Baidu, which gained its fame in search engines, has recently increased its presence in artificial intelligence. The Chinese business has created ERNIE, its own Large Language Model (Enhanced Language Representation through Knowledge Integration). Titan is an improved version of ERNIE meant to better tasks involving natural language comprehension and generation. It is pre-trained on a vast corpus of text data and may be customised for particular NLP tasks.

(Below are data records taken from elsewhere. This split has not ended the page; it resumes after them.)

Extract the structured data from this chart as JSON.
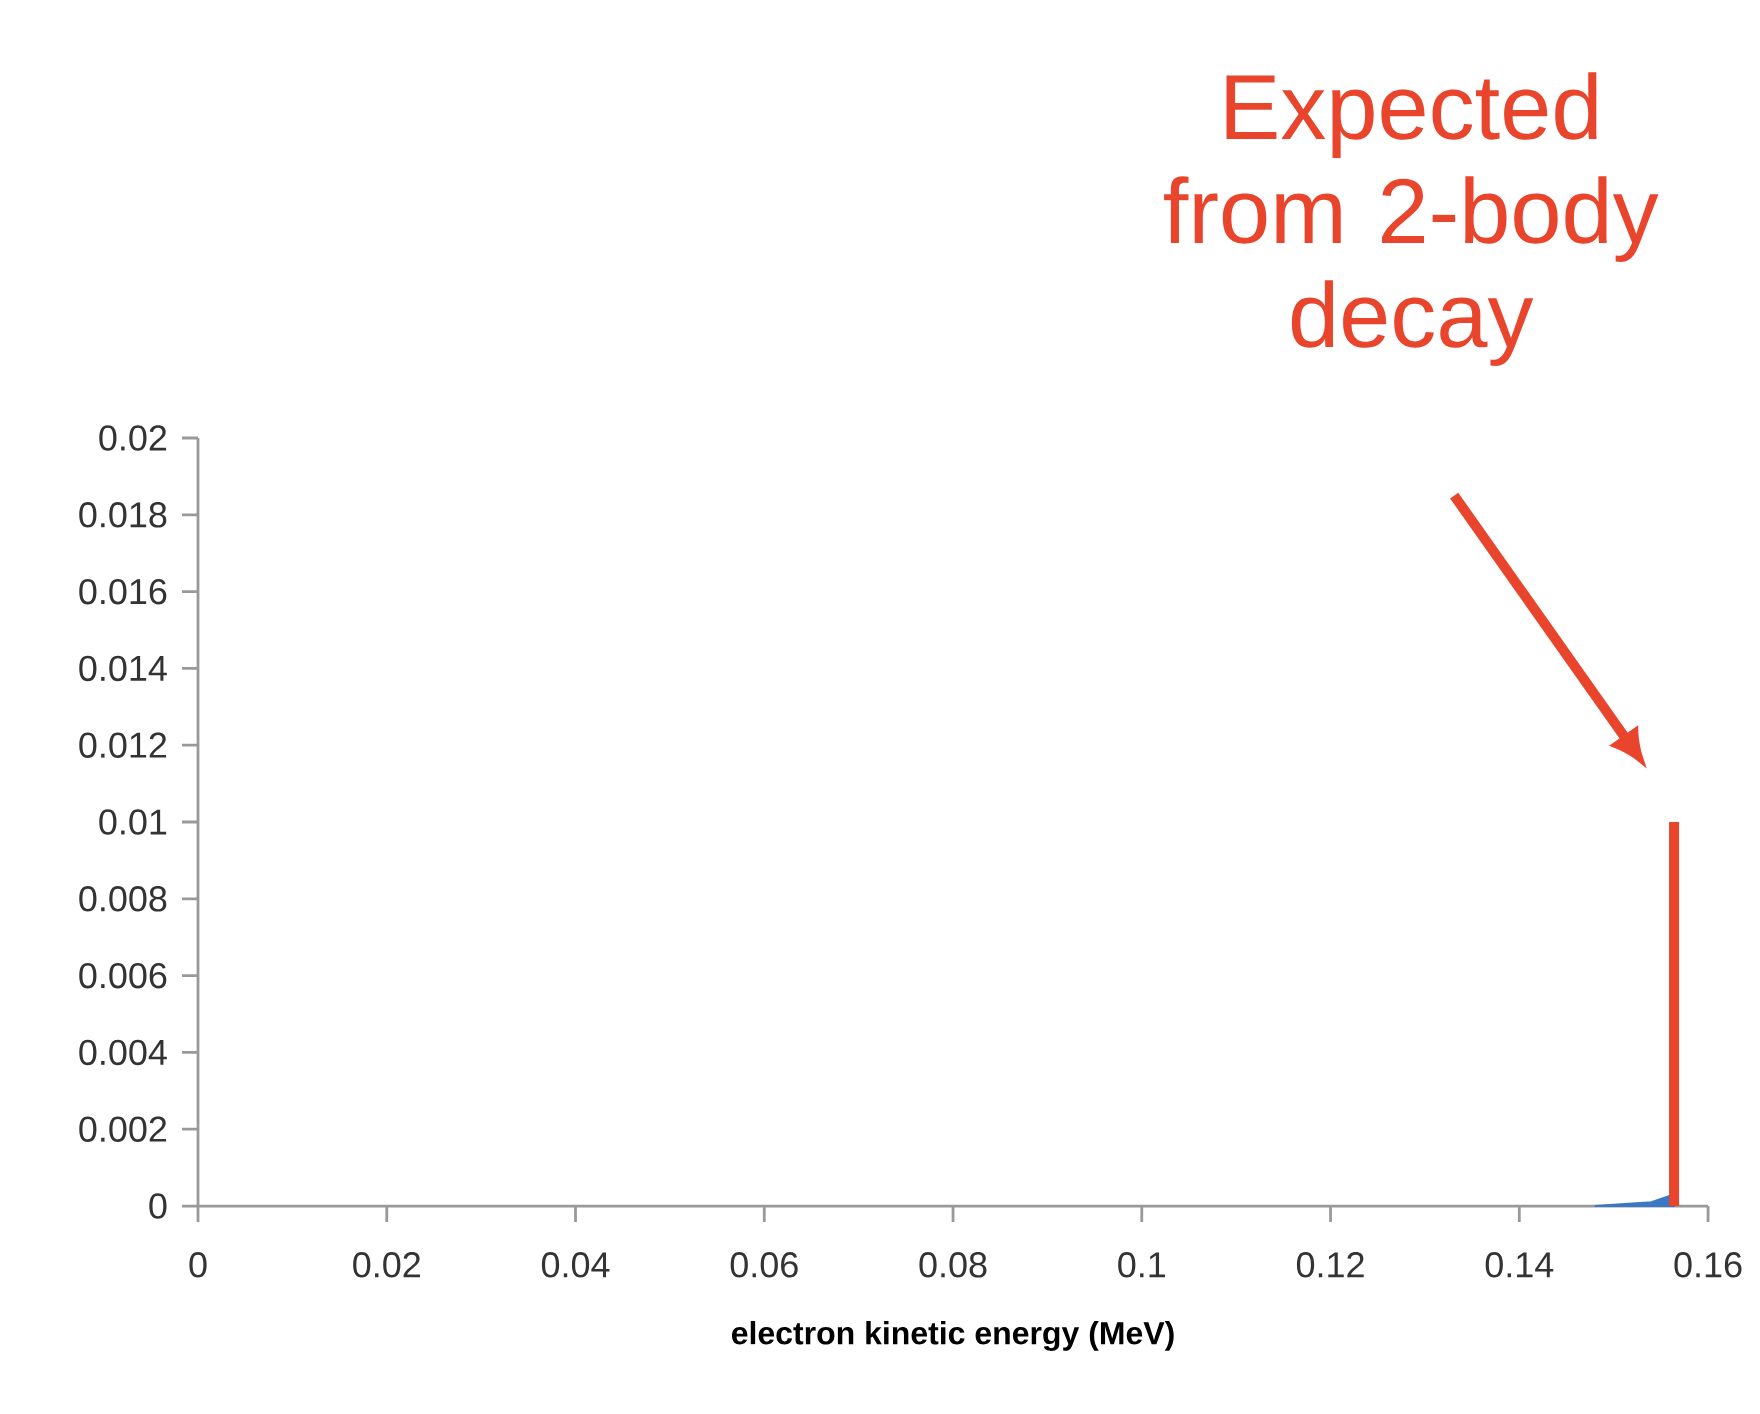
{
  "chart_data": {
    "type": "line",
    "xlabel": "electron kinetic energy (MeV)",
    "xlim": [
      0,
      0.16
    ],
    "ylim": [
      0,
      0.02
    ],
    "xticks": [
      0,
      0.02,
      0.04,
      0.06,
      0.08,
      0.1,
      0.12,
      0.14,
      0.16
    ],
    "yticks": [
      0,
      0.002,
      0.004,
      0.006,
      0.008,
      0.01,
      0.012,
      0.014,
      0.016,
      0.018,
      0.02
    ],
    "grid": false,
    "series": [
      {
        "type": "area",
        "color": "#3a78c4",
        "x": [
          0.148,
          0.154,
          0.1564
        ],
        "values": [
          0,
          0.0001,
          0.0003
        ]
      },
      {
        "color": "#e8452c",
        "x": [
          0.1564,
          0.1564
        ],
        "values": [
          0,
          0.01
        ]
      }
    ],
    "annotations": [
      "Expected from 2-body decay"
    ]
  }
}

Although models like GPT-3 are promising, it remains challenging for users to manage outcomes and generate factually consistent output. ERNIE proposes to address this deficiency by employing a unique training technique that teaches the model to distinguish between real language and self-generated text. This also enables the model to score the text’s credibility, making it more reliable and trustworthy.

Yandex YaLM 100B

As its name suggests, YaLM 100B utilises 100 billion parameters. During training, parameters are learned and changed to optimise the model’s performance on a certain task. They determine a model’s efficacy. While the 100 billion statistic is significantly less than the 175 billion characteristics of GPT-3, YaLM stands out due to its open availability. 1.7 TB of online literature, books, and “countless other sources” were fed to a pool of 800 A100 graphics cards over the course of 65 days. This LLM, according to Yandex, is “currently the largest GPT-like neural network openly available for English.” The model has been published on GitHub under the Apache 2.0 licence, allowing for both commercial and academic use.

BLOOM

According to its developer, BigScience, BLOOM has been trained to continue text from a prompt on large volumes of text data using industrial-scale computational resources. BigScience is a global cooperation between hundreds of researchers and institutions that is housed on Huggingface. It is capable of producing output in 46 languages and 13 programming languages, which the business claims is “almost indistinguishable from human-written text.” By transforming untrained tasks into text creation tasks, BLOOM is able to execute untrained tasks. BLOOM, like GPT-3, employs around 175 billion parameters. But there is one significant difference: it is available to everyone. The training of the model lasted four months and began on March 11, 2022, using 384 80-gigabyte graphic cards on the Jean Zay supercomputer in France.

Gopher

Gopher is a dense LLM built on an autoregressive transformer. It utilises a remarkable 280 billion parameters, second only to Nvidia’s MT-NLG in terms of size (530 billion). The model was trained using MassiveText, a 10.5-terabyte dataset encompassing sources such as Wikipedia, GitHub, and Massive Web. DeepMind is a British artificial intelligence division of Alphabet Inc. that Google acquired in 2014. According to reports, Gopher outperforms GPT-3 models in areas such as mathematics, logic, knowledge, science, and reading comprehension.

MT-NLG

NVIDIA is developing Megatron-Turing Natural Language Generation in conjunction with Microsoft. It was announced as a successor to the Turing NLG 17B and Megatron-LM versions in October 2021. Microsoft announced the Turing project in 2019 with the intention of enabling AI-powered enterprise search. With 530 billion parameters, MT-NLG is the largest of its kind. It is capable of a vast array of natural language tasks, including completion prediction, reading comprehension, commonsense reasoning, natural language inferences, and word sense disambiguation. The model was trained on the sixth-fastest supercomputer in the world, NVIDIA’s Selene machine learning supercomputer.